Mrs Jocelyn Adii, the Bono and Ahafo Regional Director of the Department of Gender, over the weekend, called for intensified public education and concreted efforts among all stakeholders to control teenage pregnancies in the three regions.
She said cases of teenage pregnancies were soaring and affecting girl-child education in the regions adding that sexual reproductive health education among teenagers ought to be upped to bring the situation under control.
Statistics from the Ghana Health Service (GHS) indicate that 12,492 cases of teenage pregnancy were recorded in the three regions in 2016, and 15,000 in 20167, and 12,933 in 2018.
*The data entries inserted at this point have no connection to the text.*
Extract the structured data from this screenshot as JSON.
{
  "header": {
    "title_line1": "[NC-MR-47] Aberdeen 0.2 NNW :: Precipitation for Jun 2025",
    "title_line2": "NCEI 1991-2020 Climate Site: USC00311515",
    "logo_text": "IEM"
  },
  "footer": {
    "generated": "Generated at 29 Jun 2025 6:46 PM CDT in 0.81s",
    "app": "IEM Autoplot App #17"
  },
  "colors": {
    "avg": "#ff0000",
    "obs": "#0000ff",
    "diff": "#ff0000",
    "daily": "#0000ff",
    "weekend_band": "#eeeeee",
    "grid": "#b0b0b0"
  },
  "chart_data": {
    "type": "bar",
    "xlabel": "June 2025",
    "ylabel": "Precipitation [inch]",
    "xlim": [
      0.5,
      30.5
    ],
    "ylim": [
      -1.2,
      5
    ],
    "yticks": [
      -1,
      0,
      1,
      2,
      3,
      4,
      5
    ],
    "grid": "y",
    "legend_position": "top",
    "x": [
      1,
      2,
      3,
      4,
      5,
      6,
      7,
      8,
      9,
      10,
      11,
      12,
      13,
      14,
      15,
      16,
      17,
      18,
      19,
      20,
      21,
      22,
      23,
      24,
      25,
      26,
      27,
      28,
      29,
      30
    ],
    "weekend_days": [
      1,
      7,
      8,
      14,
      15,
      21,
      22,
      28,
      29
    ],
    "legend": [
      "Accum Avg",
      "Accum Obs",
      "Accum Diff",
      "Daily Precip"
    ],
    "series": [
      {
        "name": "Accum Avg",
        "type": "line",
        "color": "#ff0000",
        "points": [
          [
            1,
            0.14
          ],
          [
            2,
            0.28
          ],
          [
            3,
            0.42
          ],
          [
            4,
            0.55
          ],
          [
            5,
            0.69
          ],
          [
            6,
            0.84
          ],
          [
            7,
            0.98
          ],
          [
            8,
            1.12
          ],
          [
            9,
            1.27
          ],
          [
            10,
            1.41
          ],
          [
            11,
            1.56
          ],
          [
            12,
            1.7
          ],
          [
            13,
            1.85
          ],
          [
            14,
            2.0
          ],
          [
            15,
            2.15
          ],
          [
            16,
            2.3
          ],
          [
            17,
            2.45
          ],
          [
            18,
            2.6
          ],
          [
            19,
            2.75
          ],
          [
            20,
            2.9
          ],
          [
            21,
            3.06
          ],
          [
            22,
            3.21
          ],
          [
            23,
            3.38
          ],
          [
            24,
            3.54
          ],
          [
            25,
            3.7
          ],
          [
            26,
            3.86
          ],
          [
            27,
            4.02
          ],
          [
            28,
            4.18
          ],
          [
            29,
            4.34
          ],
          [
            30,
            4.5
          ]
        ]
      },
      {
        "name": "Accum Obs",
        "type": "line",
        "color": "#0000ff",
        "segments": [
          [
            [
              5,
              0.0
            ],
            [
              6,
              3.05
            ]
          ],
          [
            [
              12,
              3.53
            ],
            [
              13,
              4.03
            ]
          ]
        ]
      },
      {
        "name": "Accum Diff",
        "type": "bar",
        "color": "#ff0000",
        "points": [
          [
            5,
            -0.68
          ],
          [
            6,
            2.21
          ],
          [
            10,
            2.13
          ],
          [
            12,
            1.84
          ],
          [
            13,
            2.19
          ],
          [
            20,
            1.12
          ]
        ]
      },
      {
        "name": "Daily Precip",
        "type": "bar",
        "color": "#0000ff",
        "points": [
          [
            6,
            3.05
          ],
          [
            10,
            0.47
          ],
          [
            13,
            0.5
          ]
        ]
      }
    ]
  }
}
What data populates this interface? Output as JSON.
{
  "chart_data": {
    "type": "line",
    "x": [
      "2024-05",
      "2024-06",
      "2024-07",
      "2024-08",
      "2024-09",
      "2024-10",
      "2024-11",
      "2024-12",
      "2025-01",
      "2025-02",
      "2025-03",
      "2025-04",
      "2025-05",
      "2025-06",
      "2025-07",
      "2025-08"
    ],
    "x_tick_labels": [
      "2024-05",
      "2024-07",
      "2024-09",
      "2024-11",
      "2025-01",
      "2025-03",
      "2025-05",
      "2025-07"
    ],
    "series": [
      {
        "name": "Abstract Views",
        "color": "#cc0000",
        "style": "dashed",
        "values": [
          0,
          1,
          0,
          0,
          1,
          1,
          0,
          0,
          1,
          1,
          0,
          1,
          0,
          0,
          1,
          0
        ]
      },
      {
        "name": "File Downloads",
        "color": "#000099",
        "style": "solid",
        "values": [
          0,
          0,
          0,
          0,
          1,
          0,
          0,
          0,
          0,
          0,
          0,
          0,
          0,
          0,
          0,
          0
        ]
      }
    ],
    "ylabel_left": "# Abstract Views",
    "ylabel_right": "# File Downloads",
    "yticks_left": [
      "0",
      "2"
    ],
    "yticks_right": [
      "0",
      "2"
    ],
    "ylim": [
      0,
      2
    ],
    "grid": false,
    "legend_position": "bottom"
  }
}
Speaking in an interview with the Ghana News Agency on the sidelines of a day’s sensitization workshop on gender equality and adolescent healthcare in Sunyani, Mrs Adii called for effective collaboration between GHS, Ghana Education Service (GES), her department and traditional authorities to design realistic interventions to arrest the situation.
The Regional Directorate of the Gender Department, with support from the United Nation Fund for Population Activities (UNFPA), organized the workshop aimed at sensitizing participants on sexual reproductive healthcare.
It was attended by about 150 adolescent boys and girls from various sectors of the society.
Mrs Adii said teenage girls who were out of school are vulnerable, hence the need to sensitize them on sexual reproductive health care.
She said boys and girls ought to know and understand their basic human rights and privileges to enable them make informed choices.
Mr Richard Kyeremeh Yeboah, a Senior Regulatory Officer at the Regional Office of the Food and Drugs Authority, took the participants through some dangers of drug abuse such abuse of tramadol, Indian Hemp smoking and alcoholism.
He expressed concern over abuse of tramadol among wheelbarrow pushers with the wrong perception that tramadol enhanced energy of abusers saying abuse of the drug would rather harm the health of the individual.